Перед концертом я передал деньги Нику Хоббсу, что для меня было делом чести. Концерт прошел блестяще при полном зале, и была видимость аншлага. Я знал, что русский человек никогда не покупает билеты, и мы специально наняли милицию и секьюрити. Казалось, что ни один человек не сможет пройти без билета. И я был искренне восхищен – при полном зале, из восьмисот билетов, было продано двести пятьдесят. После концерта мы поехали в тихий ресторанчик и пообедали. Музыканты остались очень довольны тем, что была хорошая кухня и не играла музыка. Мы провели вместе весь следующий день и, после прогулки по городу, поехали в «TaMtAm», где по традиции девушки приготовили обед для всей нашей команды и гостей. Как обычно, мы накрыли столы прямо в фойе, и за стол уселось человек сорок. После их отъезда мы подсчитали убытки – я хорошо повеселился, в то время как пятьсот человек сходило на концерт бесплатно, я позволил себе роскошь купить билет на концерт за сумму в пятьсот раз превышающую его номинальную стоимость. Я и по сей день не вылез из той ямы, которую тогда копнул.

В этот же год я выиграл грант от фонда Сороса на двухмесячную стажировку в Нью-Йорке, где мне подобрали партнерскую организацию «Harvestworks». Сложилось это самым иррациональным образом. Алик Кан, в то время работавший в Американском информационном центре (USIS), предложил мне заполнить бумаги и подать заявку на участие в конкурсе на грант, в котором среди прочих питерских организаций были галерея «Борей» и Пушкинская, 10. Решать должна была авторитетная американская комиссия. Через несколько дней мне звонит Андрея Харрис из Вашинготона и говорит, что её посылают в Россию, выбрать организацию для культурного обмена, и что просматривая бумаги, она встретила моё имя. Она сказала, что она очень рада будет встретиться со мной, но ей очень трудно будет скрыть факт нашего знакомства и профессиональная этика не позволит ей отдать мне предпочтение. У них так не принято, и она уже очень сожалеет об этом. Но когда комиссия приехала, и они пришли к нам в клуб, то через некоторое время выяснилось, что хоть она и не голосовала за меня, однако грант всё равно присужден мне.

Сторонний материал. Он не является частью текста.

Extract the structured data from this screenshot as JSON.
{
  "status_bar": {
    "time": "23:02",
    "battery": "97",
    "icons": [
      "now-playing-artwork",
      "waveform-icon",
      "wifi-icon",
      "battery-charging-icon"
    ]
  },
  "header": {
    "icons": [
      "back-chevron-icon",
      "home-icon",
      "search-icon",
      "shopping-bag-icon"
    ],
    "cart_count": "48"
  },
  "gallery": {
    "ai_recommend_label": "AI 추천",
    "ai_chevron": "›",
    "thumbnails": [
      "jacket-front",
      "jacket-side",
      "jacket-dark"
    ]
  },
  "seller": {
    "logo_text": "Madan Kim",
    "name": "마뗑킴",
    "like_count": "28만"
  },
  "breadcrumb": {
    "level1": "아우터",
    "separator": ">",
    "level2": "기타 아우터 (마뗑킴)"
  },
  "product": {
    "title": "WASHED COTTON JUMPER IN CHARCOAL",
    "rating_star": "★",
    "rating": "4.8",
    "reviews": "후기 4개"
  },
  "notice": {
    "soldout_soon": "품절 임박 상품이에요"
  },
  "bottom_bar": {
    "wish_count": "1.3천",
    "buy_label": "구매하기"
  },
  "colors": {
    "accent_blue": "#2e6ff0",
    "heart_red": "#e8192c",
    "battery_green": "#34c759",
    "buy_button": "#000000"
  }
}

Отбывая в Америку я предполагал, что Маша останется ухаживать за мамой. Она часто бывала у нас дома, и мама очень к ней привязалась. Но Маша, которая и так очень меня опекала, и мы виделись с ней практически каждый день, вдруг тоже решила поехать в Вашингтон навестить своего брата. Я Машу очень уважал, но немного тяготился её привязанностью ко мне и был раздосадован её прихотью. Я подозревал, что она специально подгадала это по срокам так, чтобы непременно найти меня в Америке. За матушкой осталась ухаживать моя невестка Татьяна.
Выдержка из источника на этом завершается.